Depuis quelque temps, l’une des nombreuses modes de la sphère du jeu vidéo semble être l’hommage et la reprise des graphismes et des mécaniques d’antan. Beaucoup de développeurs de la scène indépendante font désormais le choix du tout pixel qui tâche comme sur nos bonne vieilles PlayStation. C’est également le choix entrepris par Dread XP avec Dread Delusion, un RPG en monde ouvert qui n’est pas sans rappeler un certain Morrowind. Déjà disponible sur Steam depuis 2024, le titre se fait relativement discret depuis sa sortie avec un pic quotidien de 30 joueurs. Aujourd’hui, le développeur annonce son arrivée imminente sur consoles. Peut-être synonyme d’une bonne surprise ?

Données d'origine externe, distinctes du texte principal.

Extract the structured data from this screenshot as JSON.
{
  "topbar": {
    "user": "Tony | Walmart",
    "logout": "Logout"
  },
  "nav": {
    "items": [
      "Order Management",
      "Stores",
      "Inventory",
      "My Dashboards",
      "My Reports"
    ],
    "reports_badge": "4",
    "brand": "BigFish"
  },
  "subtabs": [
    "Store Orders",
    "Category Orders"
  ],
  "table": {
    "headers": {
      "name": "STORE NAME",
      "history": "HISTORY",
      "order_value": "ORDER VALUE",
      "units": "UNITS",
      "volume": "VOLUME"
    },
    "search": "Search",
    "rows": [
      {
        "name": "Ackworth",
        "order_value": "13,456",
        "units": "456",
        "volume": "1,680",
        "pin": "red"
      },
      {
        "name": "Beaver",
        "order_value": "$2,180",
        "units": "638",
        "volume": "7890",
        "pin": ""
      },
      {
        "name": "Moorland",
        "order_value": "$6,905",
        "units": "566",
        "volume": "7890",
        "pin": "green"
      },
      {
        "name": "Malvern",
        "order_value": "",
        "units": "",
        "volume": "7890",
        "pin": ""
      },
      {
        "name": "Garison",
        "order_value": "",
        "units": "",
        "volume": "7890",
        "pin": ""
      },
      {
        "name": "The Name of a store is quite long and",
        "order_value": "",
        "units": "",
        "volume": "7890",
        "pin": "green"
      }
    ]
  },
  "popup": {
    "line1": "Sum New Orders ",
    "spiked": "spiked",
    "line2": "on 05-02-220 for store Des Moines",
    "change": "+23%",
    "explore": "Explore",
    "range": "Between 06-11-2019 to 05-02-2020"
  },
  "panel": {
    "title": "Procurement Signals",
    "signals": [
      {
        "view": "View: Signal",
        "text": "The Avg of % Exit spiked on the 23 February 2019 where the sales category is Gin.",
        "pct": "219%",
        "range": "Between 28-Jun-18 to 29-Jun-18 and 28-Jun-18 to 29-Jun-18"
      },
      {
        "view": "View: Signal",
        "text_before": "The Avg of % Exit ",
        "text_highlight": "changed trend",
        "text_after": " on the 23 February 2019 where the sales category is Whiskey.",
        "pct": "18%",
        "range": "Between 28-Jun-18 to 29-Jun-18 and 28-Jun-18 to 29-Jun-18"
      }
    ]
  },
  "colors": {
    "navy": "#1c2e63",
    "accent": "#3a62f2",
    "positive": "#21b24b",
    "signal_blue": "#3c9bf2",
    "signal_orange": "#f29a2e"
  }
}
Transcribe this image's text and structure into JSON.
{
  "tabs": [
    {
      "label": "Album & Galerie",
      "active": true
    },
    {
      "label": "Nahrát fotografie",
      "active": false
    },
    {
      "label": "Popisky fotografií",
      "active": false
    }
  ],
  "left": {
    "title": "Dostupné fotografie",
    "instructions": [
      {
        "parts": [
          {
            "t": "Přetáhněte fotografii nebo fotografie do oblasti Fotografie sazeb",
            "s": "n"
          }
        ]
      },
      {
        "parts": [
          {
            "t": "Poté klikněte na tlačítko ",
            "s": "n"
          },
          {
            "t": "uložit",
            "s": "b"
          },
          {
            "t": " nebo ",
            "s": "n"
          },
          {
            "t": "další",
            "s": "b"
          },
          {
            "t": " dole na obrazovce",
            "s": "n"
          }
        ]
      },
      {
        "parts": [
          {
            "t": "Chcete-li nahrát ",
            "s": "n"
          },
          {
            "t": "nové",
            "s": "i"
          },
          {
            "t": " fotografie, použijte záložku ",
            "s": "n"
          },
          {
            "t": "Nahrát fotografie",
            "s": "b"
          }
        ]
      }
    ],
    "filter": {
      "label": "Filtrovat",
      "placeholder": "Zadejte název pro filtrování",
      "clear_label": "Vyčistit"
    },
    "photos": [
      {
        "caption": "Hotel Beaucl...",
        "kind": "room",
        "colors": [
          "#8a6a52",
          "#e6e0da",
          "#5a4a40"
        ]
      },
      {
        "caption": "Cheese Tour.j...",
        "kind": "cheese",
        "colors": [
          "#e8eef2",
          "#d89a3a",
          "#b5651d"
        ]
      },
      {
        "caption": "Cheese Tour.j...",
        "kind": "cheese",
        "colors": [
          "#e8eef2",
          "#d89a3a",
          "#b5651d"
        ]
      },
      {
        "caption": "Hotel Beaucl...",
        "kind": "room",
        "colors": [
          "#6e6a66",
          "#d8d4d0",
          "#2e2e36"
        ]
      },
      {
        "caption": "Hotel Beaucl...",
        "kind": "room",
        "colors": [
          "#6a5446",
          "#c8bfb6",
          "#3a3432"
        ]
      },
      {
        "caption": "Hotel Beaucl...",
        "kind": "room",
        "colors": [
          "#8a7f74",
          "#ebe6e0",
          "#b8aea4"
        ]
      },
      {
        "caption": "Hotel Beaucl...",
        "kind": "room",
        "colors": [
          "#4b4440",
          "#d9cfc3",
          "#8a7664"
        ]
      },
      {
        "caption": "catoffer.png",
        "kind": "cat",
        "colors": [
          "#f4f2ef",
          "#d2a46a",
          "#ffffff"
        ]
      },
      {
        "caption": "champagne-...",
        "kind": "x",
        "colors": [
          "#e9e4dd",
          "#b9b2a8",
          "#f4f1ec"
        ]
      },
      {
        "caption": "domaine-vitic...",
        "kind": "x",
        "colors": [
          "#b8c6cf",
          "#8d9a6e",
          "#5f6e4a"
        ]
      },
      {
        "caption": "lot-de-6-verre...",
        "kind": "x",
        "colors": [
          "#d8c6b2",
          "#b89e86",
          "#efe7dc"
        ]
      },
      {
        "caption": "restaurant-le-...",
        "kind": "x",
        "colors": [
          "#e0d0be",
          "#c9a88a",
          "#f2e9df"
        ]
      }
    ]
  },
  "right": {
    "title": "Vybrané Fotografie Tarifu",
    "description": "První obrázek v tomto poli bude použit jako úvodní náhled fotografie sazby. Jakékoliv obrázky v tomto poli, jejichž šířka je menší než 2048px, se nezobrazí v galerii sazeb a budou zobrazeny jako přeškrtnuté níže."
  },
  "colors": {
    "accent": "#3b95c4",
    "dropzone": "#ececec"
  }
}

Morrowind avec un soupçon de Lovecraft et de Bloodborne
Dread Delusion, c’est quoi ? Dans un monde de Dark Fantasy dans lequel le ciel est envahi d’une étrange couleur violette, les continents se sont fracturés suite à un cataclysme. Les rares rescapés de la catastrophe se sont réfugiés sur des îles dissimulées dans les nuages mais en proie aux attaques de viles créatures. C’est ici que vous atterrissez en vous réveillant dans les geôles de l’Inquisition. Votre liberté s’obtiendra au prix d’une longue traque, celle d’un groupe de mercenaires ayant mis la main sur un étrange pouvoir mettant en péril l’intégrité des territoires.
L’univers dépeint est un mélange de science-fiction allié à de l’heroïc-fantasy : les bâtiments ressemblent à d’inquiétantes cathédrales aux dimensions démesurées, les cimetières sont remplis de créatures et une forme de technologie steampunk semble être à l’usage. Entre les architectures médiévales gargantuesques qui rappellent l’univers de Bloodborne, la menace d’une lumière mauve étrange semblant rameuter des forces obscures comme dans la nouvelle La couleur tombée du ciel de H.P Lovecraft et les promenades libres dans des plaines menaçantes à la manière d’un Daggerfall ou d’un Morrowind, Dread Delusion respecte ses influences et inspirations pour livrer un RPG pour le moins original.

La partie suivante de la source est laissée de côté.